The Kurds earned their right to independence in fighting Baathist fascism for many, many years. They fought with their hearts and souls, with everything they had, against one of the most brutal dictatorships in the history of mankind. They did not fight for a unity government of Iraq, they did not fight for Iraq at all. They are Kurds. They have a culture, already, and it is 6,000 years old. Who the hell are we to tell them what to do? We owe the Kurds, they do not owe us a damn thing at all. The American record, over the last 36 years, in dealing with the Kurds of Iraq is largely encompassed by three words: shame and disgrace. If we have any common sense as a nation and a people, and any sense of honor whatsoever, we will recognize just how much suffering realpolitik has caused both in Kurdistan and around the world, banish realpolitik to the ash heaps of history, and embrace Kurdish independence.

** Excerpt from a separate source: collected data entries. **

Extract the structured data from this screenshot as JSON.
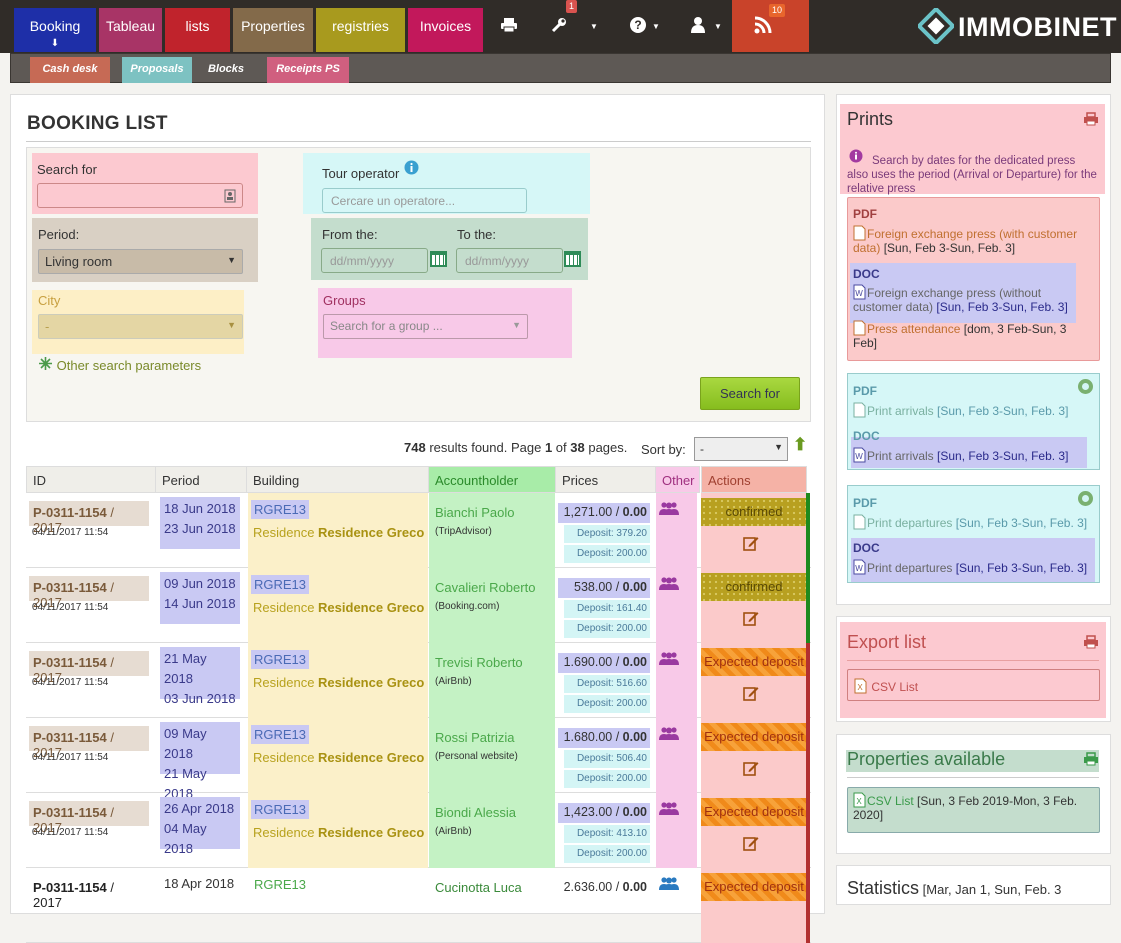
{
  "nav": {
    "tabs": [
      {
        "label": "Booking",
        "color": "#1e2fa8"
      },
      {
        "label": "Tableau",
        "color": "#a83466"
      },
      {
        "label": "lists",
        "color": "#c0232c"
      },
      {
        "label": "Properties",
        "color": "#836a4a"
      },
      {
        "label": "registries",
        "color": "#a89a1e"
      },
      {
        "label": "Invoices",
        "color": "#c2185b"
      }
    ],
    "booking_sub": "⬇",
    "tools_badge": "1",
    "rss_badge": "10",
    "logo_text": "IMMOBINET",
    "icons": [
      "print-icon",
      "wrench-icon",
      "help-icon",
      "user-icon",
      "rss-icon"
    ]
  },
  "subnav": {
    "tabs": [
      {
        "label": "Cash desk",
        "color": "#c66a55"
      },
      {
        "label": "Proposals",
        "color": "#7dc2c2"
      },
      {
        "label": "Blocks",
        "color": ""
      },
      {
        "label": "Receipts PS",
        "color": "#d05f7f"
      }
    ]
  },
  "main": {
    "title": "BOOKING LIST",
    "search": {
      "search_for_label": "Search for",
      "tour_operator_label": "Tour operator",
      "tour_operator_placeholder": "Cercare un operatore...",
      "period_label": "Period:",
      "period_value": "Living room",
      "from_label": "From the:",
      "to_label": "To the:",
      "date_placeholder": "dd/mm/yyyy",
      "city_label": "City",
      "city_value": "-",
      "groups_label": "Groups",
      "groups_placeholder": "Search for a group ...",
      "other_params": "Other search parameters",
      "search_button": "Search for"
    },
    "results": {
      "count": "748",
      "text1": " results found. Page ",
      "page": "1",
      "text2": " of ",
      "pages": "38",
      "text3": " pages."
    },
    "sort_label": "Sort by:",
    "sort_value": "-",
    "table": {
      "headers": [
        "ID",
        "Period",
        "Building",
        "Accountholder",
        "Prices",
        "Other",
        "Actions"
      ],
      "rows": [
        {
          "id": "P-0311-1154",
          "year": " / 2017",
          "created": "04/11/2017 11:54",
          "from": "18 Jun 2018",
          "to": "23 Jun 2018",
          "bcode": "RGRE13",
          "bprefix": "Residence ",
          "bname": "Residence Greco",
          "holder": "Bianchi Paolo",
          "source": "(TripAdvisor)",
          "price": "1,271.00 / ",
          "paid": "0.00",
          "dep1": "Deposit: 379.20",
          "dep2": "Deposit: 200.00",
          "status": "confirmed",
          "stype": "confirmed"
        },
        {
          "id": "P-0311-1154",
          "year": " / 2017",
          "created": "04/11/2017 11:54",
          "from": "09 Jun 2018",
          "to": "14 Jun 2018",
          "bcode": "RGRE13",
          "bprefix": "Residence ",
          "bname": "Residence Greco",
          "holder": "Cavalieri Roberto",
          "source": "(Booking.com)",
          "price": "538.00 / ",
          "paid": "0.00",
          "dep1": "Deposit: 161.40",
          "dep2": "Deposit: 200.00",
          "status": "confirmed",
          "stype": "confirmed"
        },
        {
          "id": "P-0311-1154",
          "year": " / 2017",
          "created": "04/11/2017 11:54",
          "from": "21 May 2018",
          "to": "03 Jun 2018",
          "bcode": "RGRE13",
          "bprefix": "Residence ",
          "bname": "Residence Greco",
          "holder": "Trevisi Roberto",
          "source": "(AirBnb)",
          "price": "1.690.00 / ",
          "paid": "0.00",
          "dep1": "Deposit: 516.60",
          "dep2": "Deposit: 200.00",
          "status": "Expected deposit",
          "stype": "expected"
        },
        {
          "id": "P-0311-1154",
          "year": " / 2017",
          "created": "04/11/2017 11:54",
          "from": "09 May 2018",
          "to": "21 May 2018",
          "bcode": "RGRE13",
          "bprefix": "Residence ",
          "bname": "Residence Greco",
          "holder": "Rossi Patrizia",
          "source": "(Personal website)",
          "price": "1.680.00 / ",
          "paid": "0.00",
          "dep1": "Deposit: 506.40",
          "dep2": "Deposit: 200.00",
          "status": "Expected deposit",
          "stype": "expected"
        },
        {
          "id": "P-0311-1154",
          "year": " / 2017",
          "created": "04/11/2017 11:54",
          "from": "26 Apr 2018",
          "to": "04 May 2018",
          "bcode": "RGRE13",
          "bprefix": "Residence ",
          "bname": "Residence Greco",
          "holder": "Biondi Alessia",
          "source": "(AirBnb)",
          "price": "1,423.00 / ",
          "paid": "0.00",
          "dep1": "Deposit: 413.10",
          "dep2": "Deposit: 200.00",
          "status": "Expected deposit",
          "stype": "expected"
        },
        {
          "id": "P-0311-1154",
          "year": " / 2017",
          "created": "",
          "from": "18 Apr 2018",
          "to": "",
          "bcode": "RGRE13",
          "bprefix": "",
          "bname": "",
          "holder": "Cucinotta Luca",
          "source": "",
          "price": "2.636.00 / ",
          "paid": "0.00",
          "dep1": "",
          "dep2": "",
          "status": "Expected deposit",
          "stype": "expected"
        }
      ]
    }
  },
  "sidebar": {
    "prints": {
      "title": "Prints",
      "info": "Search by dates for the dedicated press also uses the period (Arrival or Departure) for the relative press",
      "pdf_tag": "PDF",
      "doc_tag": "DOC",
      "item1": "Foreign exchange press (with customer data)",
      "item1_date": " [Sun, Feb 3-Sun, Feb. 3]",
      "item2": "Foreign exchange press (without customer data)",
      "item2_date": " [Sun, Feb 3-Sun, Feb. 3]",
      "item3": "Press attendance",
      "item3_date": " [dom, 3 Feb-Sun, 3 Feb]",
      "arrivals": "Print arrivals",
      "arrivals_date": " [Sun, Feb 3-Sun, Feb. 3]",
      "departures": "Print departures",
      "departures_date": " [Sun, Feb 3-Sun, Feb. 3]"
    },
    "export": {
      "title": "Export list",
      "csv": "CSV List"
    },
    "properties": {
      "title": "Properties available",
      "csv": "CSV List",
      "date": " [Sun, 3 Feb 2019-Mon, 3 Feb. 2020]"
    },
    "statistics": {
      "title": "Statistics",
      "date": "[Mar, Jan 1, Sun, Feb. 3"
    }
  }
}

In our initial contact you wrote to me, “We will not go down as the generation that allowed America to be defeated and destroyed by radical Islamic terrorism.” Why are you so optimistic?

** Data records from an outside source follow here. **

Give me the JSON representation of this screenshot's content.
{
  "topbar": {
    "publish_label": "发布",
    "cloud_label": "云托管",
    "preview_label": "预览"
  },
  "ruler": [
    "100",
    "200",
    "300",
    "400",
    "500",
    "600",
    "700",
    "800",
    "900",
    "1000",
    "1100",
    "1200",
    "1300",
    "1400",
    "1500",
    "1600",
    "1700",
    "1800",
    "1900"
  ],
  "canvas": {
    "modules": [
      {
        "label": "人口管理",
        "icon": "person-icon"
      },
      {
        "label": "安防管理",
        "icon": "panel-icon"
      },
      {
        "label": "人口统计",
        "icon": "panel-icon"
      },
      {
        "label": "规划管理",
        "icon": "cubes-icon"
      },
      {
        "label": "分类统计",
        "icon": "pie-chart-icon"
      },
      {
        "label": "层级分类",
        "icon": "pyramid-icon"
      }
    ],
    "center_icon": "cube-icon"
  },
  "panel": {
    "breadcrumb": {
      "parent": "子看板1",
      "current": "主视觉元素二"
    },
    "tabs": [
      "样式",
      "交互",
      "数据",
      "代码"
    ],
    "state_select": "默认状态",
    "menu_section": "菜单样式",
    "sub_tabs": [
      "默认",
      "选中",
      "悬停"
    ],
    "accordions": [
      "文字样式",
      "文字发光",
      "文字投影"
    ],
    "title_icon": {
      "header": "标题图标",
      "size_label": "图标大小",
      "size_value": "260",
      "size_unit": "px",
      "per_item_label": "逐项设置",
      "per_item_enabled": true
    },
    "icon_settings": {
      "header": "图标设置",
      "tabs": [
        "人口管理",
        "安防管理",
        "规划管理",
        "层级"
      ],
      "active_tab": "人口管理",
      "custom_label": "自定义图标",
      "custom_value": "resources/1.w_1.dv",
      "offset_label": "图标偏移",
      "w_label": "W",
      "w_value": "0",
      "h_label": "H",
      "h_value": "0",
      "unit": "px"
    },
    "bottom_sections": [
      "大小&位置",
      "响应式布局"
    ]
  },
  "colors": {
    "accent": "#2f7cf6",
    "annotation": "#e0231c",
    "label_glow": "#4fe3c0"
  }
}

MT: We will win because we have no choice and the American people, at some point, will demand that we kill the enemy. We are a bold, defiant and creative people, historically, and we are still the people who fought to the last man at Brooklyn Heights, who crossed the Delaware with Washington, who wrapped our feet in rags at Valley Forge and who prevailed at Yorktown, against seemingly impossible odds. We will win because among our people, in our towns and hamlets and streets and deserts and on both coasts, we have suffered in this war and we have bled in this war. The nation that stands together, fights together, and bleeds together is the nation that wins together. We need a President and a national leadership on both sides of the aisle that says, “Bleed with me.” There is no way out but together. We will not win with only one percent of military age males carrying the load for the entire nation. al Qaeda has an estimated 54,000 terrorist operatives, all covert, in the world; we have roughly 1,000 CIA covert field agents, in the counter-terrorist fight against al Qaeda, globally.
At some point, the American people are going to wake up and smell the coffee and ask why the java smells like buffalo s[—-] instead of Sumatran fresh ground. And we must hang tough, we must summon all our resources, our courage, our daring, and our intellect to win the war against radical Islamic terrorism.